The limitations of this study include its retrospective design and the small patient population, and, as such, it may be underpowered to detect differences in visual field parameters. The difficulty in segmentation of the retinal layers due to the irregular contour of retina in AMD as well as the poor demarcation of certain layers may contribute to errors which can serve as confounding factors in the final result [36, 37]. Although a multivariable regression analysis was included to determine effect variables, and a previous paper of our group including patients with neovascular AMD under long-term anti-VEGF treatment without glaucoma matched in terms of age and number of administered injection served as a comparable “control” group, this study lacks a control group of AMD patients without glaucoma on long-term anti-VEGF and a group of AMD patients without treatment in order to explore how much of these changes reflect the natural progression and how much can be attributed to glaucoma progression, AMD and anti-VEGF injections.

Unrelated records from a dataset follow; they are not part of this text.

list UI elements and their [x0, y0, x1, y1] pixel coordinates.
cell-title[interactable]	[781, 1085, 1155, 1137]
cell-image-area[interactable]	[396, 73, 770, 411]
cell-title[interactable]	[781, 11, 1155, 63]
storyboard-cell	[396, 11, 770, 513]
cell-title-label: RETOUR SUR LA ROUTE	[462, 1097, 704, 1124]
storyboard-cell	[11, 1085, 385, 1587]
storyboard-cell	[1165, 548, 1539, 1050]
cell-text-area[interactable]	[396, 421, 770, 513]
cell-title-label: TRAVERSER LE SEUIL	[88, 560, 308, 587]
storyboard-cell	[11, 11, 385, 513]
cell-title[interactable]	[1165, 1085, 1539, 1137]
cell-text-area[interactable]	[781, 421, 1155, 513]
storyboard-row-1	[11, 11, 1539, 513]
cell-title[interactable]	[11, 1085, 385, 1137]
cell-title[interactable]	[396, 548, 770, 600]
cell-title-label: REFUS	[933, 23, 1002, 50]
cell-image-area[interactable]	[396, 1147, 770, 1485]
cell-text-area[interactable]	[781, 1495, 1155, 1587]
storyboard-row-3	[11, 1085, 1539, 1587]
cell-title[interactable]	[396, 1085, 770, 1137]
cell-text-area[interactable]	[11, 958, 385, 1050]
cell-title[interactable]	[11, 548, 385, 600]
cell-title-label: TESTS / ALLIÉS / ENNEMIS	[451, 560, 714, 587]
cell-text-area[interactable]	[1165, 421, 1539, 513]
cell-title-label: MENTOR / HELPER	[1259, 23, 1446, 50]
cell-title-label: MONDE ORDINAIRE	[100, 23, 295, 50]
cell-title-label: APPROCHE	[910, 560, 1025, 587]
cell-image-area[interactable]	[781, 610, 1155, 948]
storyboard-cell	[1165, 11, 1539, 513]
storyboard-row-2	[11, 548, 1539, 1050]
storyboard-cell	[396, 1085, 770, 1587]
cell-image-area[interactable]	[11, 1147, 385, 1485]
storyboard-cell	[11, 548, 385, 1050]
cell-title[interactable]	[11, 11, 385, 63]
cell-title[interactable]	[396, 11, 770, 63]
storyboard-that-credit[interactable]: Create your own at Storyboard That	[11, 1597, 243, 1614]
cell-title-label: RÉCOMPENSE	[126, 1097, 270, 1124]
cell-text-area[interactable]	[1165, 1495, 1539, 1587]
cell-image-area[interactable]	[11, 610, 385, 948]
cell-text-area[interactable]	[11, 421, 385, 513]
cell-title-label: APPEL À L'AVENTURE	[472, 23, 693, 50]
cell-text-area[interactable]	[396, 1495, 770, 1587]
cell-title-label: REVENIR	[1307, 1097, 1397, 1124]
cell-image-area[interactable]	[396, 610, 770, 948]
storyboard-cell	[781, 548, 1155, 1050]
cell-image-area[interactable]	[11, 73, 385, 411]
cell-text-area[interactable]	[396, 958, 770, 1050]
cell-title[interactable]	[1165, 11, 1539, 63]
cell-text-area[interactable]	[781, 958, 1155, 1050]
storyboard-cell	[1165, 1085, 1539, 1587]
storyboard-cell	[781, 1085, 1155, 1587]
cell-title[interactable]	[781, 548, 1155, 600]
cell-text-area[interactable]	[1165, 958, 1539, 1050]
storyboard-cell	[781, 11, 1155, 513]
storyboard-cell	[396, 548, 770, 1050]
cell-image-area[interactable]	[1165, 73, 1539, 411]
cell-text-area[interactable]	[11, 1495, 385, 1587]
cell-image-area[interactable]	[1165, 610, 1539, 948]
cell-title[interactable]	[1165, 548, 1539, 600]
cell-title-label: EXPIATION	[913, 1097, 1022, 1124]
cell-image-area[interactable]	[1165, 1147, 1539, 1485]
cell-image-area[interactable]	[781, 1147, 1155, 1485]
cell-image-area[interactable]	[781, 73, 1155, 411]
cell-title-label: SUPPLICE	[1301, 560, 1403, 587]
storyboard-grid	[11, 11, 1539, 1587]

To summarize, this is the first study to longitudinally follow macular RGCL and RNFL thickness in glaucomatous patients with neovascular AMD under long-term treatment. This study provides first evidence that well-managed glaucomatous patients under long-term anti-VEGF treatment may not be at a higher risk for losing macular RNFL and RGCL than “usual” neovascular AMD patients. However, more conclusive evidence needs to be obtained with a larger sample size and a prospective study design.